The basic argument is that changes how these facilities are planned, sited, and managed represent a set of bigger shifts in the way that governments and corporations organize -- that, essentially, you can read the future of innovation in the plans for places like BioX at Stanford, QB3 in San Francisco, Korea's Digital Media City, and Denmark's Katrinebjerg.
One interesting precedent is Japan's Technopolis program, which operated during the 1980s and 1990s under the management of MITI (Ministry of International Trade and Industry). The program was widely-heralded when it started, but was shut down in 1998. Its failure tells us something about what regions need to do to create sustainable innovation-- which is what the new science city movement is all about.

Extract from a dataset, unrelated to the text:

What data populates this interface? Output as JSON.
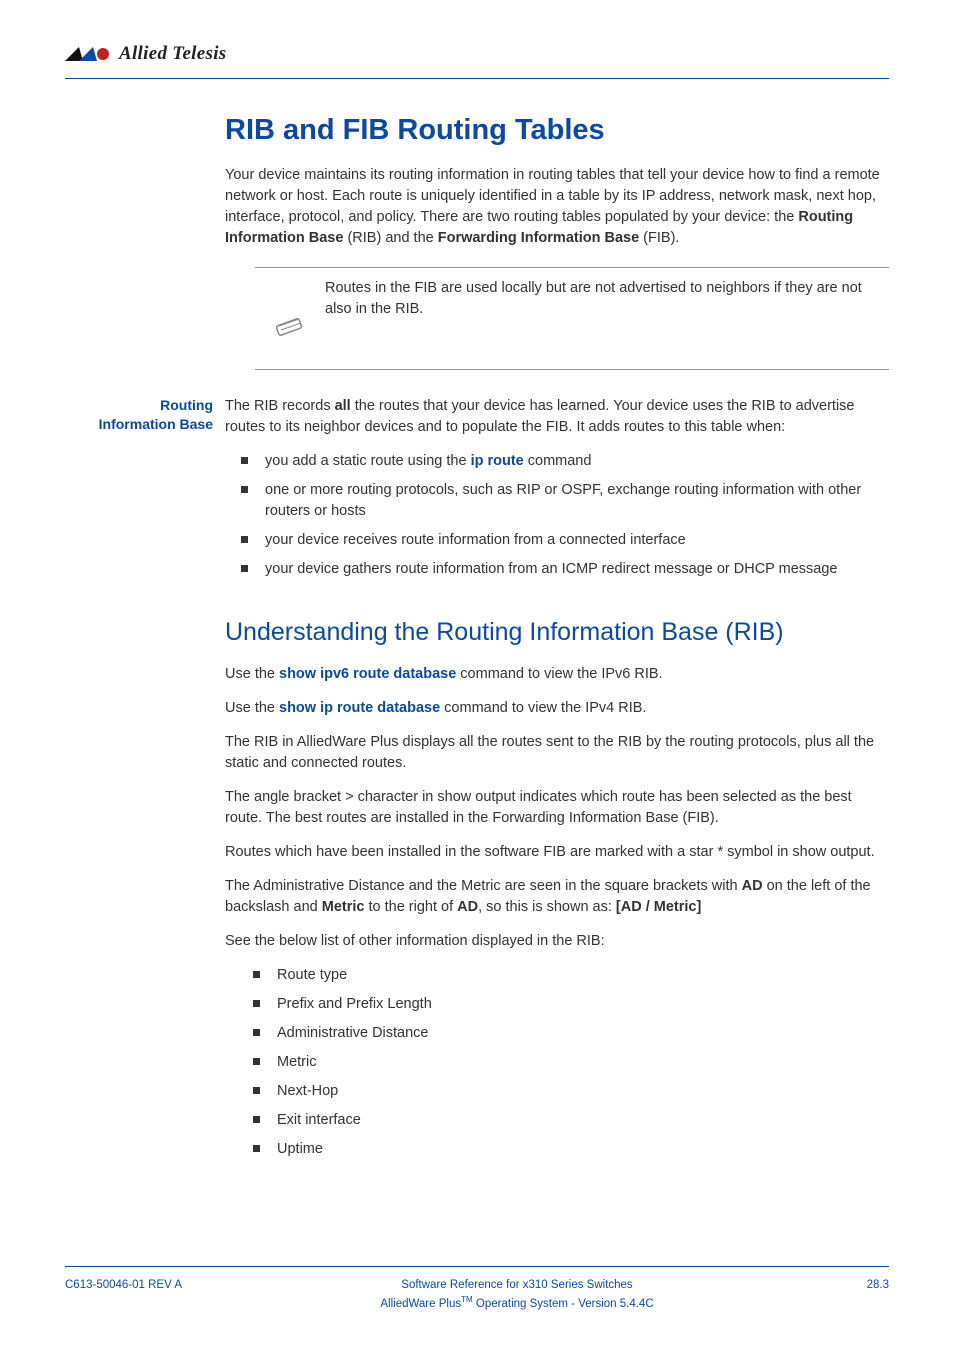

Shigeru Suzuki, "Technopolis: Science Parks in Japan," International Journal of Technology Management 28 (2004), 582-601.

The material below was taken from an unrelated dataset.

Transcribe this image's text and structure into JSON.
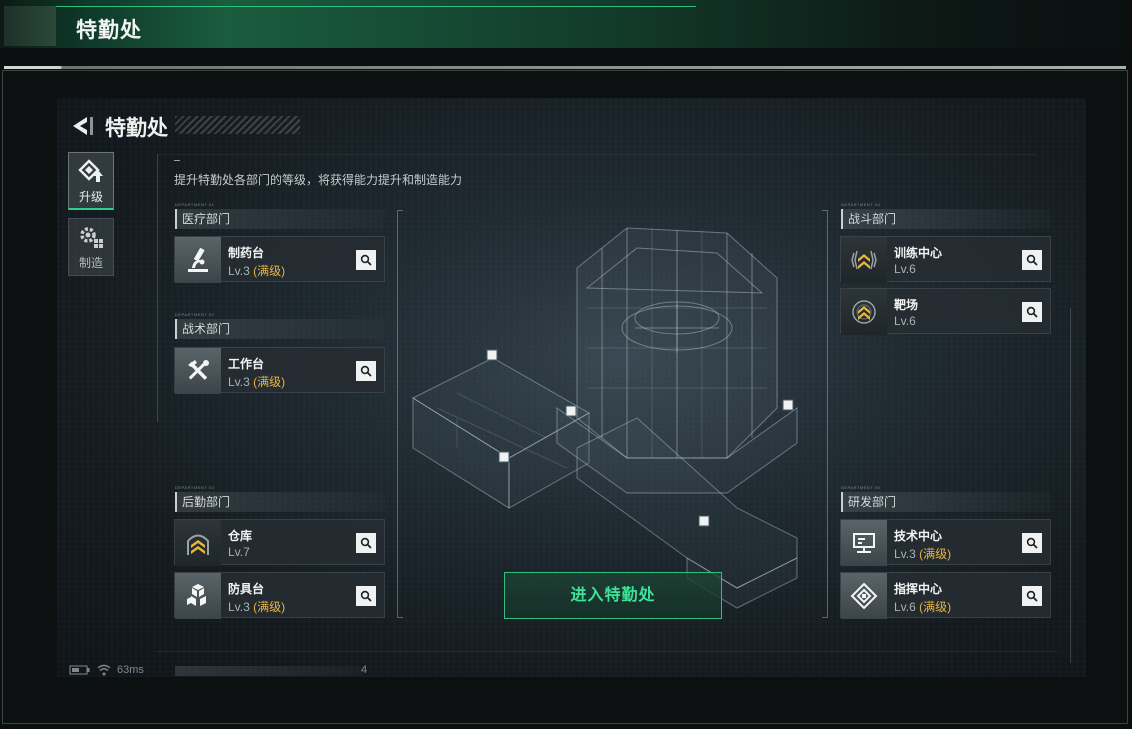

The Technopolis program was created to "promote the new location of high-technology industries in local areas, create a lot of high quality jobs, and bring economic propserity to local areas." (583) However, a combination of macroeconomic factors (high exchange rates that encouraged Japanese companies to transfer factories abroad, and the recession of the 1990s) and organizational factors (bureaucratic conflict, academic culture) contributed to its failure. The program was abolished in 1998, and MITI "changed its policy from developing science parks to promoting venture business and links between universities and industries." (583)
Old Industries. The recession of the 1970s represented an opportunity to remake the Japanese economic landscape. The oil shocks drove a fundamental shift in the Japanese economy away from heavy industry (steel, aluminum, chemicals, shipbuilding, etc.) and to more knowledge-intensive industries (e.g. semiconductors, electronics, biotech).

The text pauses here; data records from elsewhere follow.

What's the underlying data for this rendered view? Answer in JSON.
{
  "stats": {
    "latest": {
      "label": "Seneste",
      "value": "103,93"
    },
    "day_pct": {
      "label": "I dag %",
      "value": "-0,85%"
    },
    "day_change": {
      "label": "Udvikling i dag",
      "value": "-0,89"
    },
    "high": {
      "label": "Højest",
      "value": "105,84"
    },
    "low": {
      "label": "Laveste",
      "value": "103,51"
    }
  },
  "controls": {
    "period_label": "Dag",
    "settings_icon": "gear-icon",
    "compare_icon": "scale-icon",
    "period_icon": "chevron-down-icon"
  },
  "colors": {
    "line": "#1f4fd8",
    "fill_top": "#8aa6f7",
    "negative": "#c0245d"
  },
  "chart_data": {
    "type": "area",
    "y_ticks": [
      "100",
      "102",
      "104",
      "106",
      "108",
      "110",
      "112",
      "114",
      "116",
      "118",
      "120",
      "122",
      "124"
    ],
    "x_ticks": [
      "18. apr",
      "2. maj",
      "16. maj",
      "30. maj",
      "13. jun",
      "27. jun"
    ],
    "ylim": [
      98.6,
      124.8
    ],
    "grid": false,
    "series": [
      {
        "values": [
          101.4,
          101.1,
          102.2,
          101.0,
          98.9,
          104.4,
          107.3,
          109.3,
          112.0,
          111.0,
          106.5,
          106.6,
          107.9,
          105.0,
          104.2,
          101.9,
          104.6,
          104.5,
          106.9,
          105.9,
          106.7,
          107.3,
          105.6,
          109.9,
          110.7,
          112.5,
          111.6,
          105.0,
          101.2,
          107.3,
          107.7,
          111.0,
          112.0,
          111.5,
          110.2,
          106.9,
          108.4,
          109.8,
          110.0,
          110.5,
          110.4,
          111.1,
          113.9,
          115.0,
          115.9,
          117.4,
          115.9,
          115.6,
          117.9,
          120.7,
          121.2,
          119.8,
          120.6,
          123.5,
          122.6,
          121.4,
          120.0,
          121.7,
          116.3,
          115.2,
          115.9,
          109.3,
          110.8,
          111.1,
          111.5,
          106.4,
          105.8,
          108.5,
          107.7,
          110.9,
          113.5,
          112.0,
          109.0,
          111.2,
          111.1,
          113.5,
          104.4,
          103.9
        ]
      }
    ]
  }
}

Old industries tended to be located in coastal areas, on reclaimed land. Not only were they often geographically isolated from existing cities, they tended to be intellectually isolated: "there was a big technical gap between... big companies and existent traditional small and medium-sized companies," and "little technical transfer from the former to the latter." (588) New companies like Mitsubishi, in contrast, tended to be more labor-intensive, and thus needed to be close to population centers; their products were also moved by truck or plane (rather than ships), so they preferred to be near highways and airports.
The Technopolis program. After the Technopolis Act of 1983, MITI chose 9 areas for Technopolis support; in 1985 another 9 were added; by 1989, the Act supported 26 areas. Each area had to have a technical university, a core city (often rather small compared to Tokyo or Osaka), and the possibility of attracting high-tech industry. Technopolis-sponsored science parks were thus spread around the country; the largest employed 2,500 people from 68 companies. A number of governments used Technopolis funds to reconstruct pre-WWII public institutes for industry and technology, which had been underfunded and ignored by emerging industries (which tended to build their own facilities). However, they didn't invest in research staff.
Local governments and industry funded Foundation for Technopolis development programs, to build and manage the science parks, lure high-technology factories, and support start-ups. However, while some of the foundations were well-funded, most were poorly-managed, relied on temporary staff seconded from industry or local government, and didn't acquire management, sales/marketing, or business support expertise.
From 1987, The Technopolis program also competed with a Ministry of Education program to develop centers for regional cooperative research and development. The program was not particularly well-funded or successful: the number of patents generated was quite small, for example, and universities tended to be too restrictive regarding faculty participation in cooperative programs. Yet its biggest successes, in established universities like Tokyo, Oaska, Kyushu, and Tohoku, still exceeded the achievements of the Technopolis areas.